I discovered that folder read limit with my image collection too
I don't think it's well known as people tried to tell me my drive must be failing
now I chop my image folder up into smaller folders and roughly catagorise them into cats, scenery, fantasy etc
As far as I understand how DAZ Studio and the windows file system works, I don't see any practical limitations for how large a runtime / content library can be on the current premises. The only problems might be the Content Library browser in DS becoming slower proportionally with the size of the runtime, plus the limitations disk size and the amount of available memory sets. And maybe the DS database, I'm not sure how that interacts with the Content Library and what limitations it may have.
My own runtime is currently 1.8 TB containing almost 2.500.000 files and 360.000 folders. The DS Content Library is still quite fast browsing the content but it's also only a relatively small number of files in the runtime that are referenced in the Content Library. There's no point in storing paths to texture files and other content files for example, as these are accessed by scripts only through a different process. So you only need to have the references to these scripts in the Content Library browser.
My guess is it's a limitation in the software you are using, or you don't have enough available system memory. If you can write the files to disk in the first place there must also be a way to read them otherwise it would be a disaster, technically.
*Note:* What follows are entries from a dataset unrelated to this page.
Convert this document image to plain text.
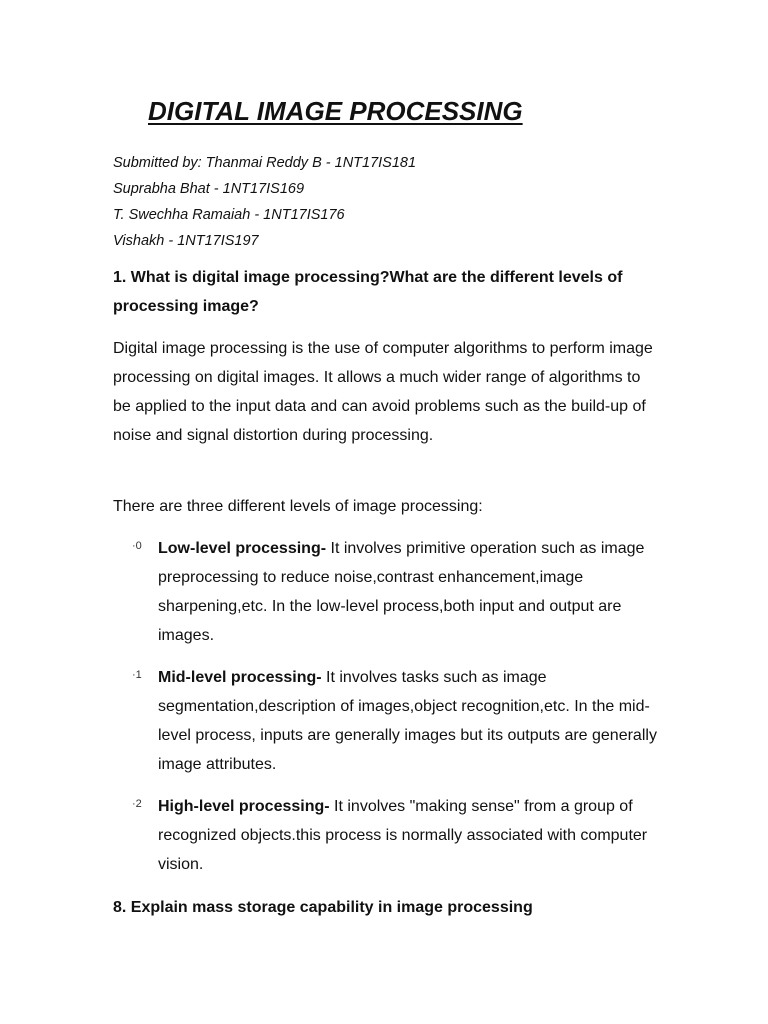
DIGITAL IMAGE PROCESSING
Submitted by: Thanmai Reddy B - 1NT17IS181
Suprabha Bhat - 1NT17IS169
T. Swechha Ramaiah - 1NT17IS176
Vishakh - 1NT17IS197
1. What is digital image processing?What are the different levels of processing image?

Digital image processing is the use of computer algorithms to perform image processing on digital images. It allows a much wider range of algorithms to be applied to the input data and can avoid problems such as the build-up of noise and signal distortion during processing.

There are three different levels of image processing:

·0	Low-level processing- It involves primitive operation such as image preprocessing to reduce noise,contrast enhancement,image sharpening,etc. In the low-level process,both input and output are images.

·1	Mid-level processing- It involves tasks such as image segmentation,description of images,object recognition,etc. In the mid-level process, inputs are generally images but its outputs are generally image attributes.

·2	High-level processing- It involves "making sense" from a group of recognized objects.this process is normally associated with computer vision.

8. Explain mass storage capability in image processing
I would advise against putting everything in a single Runtime folder if you have that much content -- NTFS performance is terrible when the number of files goes into millions, especially if the files are small. I once had a folder with 3+ million small log files (don't ask how it happened) -- Windows Explorer or Total Commander would just get stuck on it trying to figure out the size and number of files, much less show the list, and it took 15 minutes to delete the folder from command line and that's on Samsung 970 Pro M.2 SSD.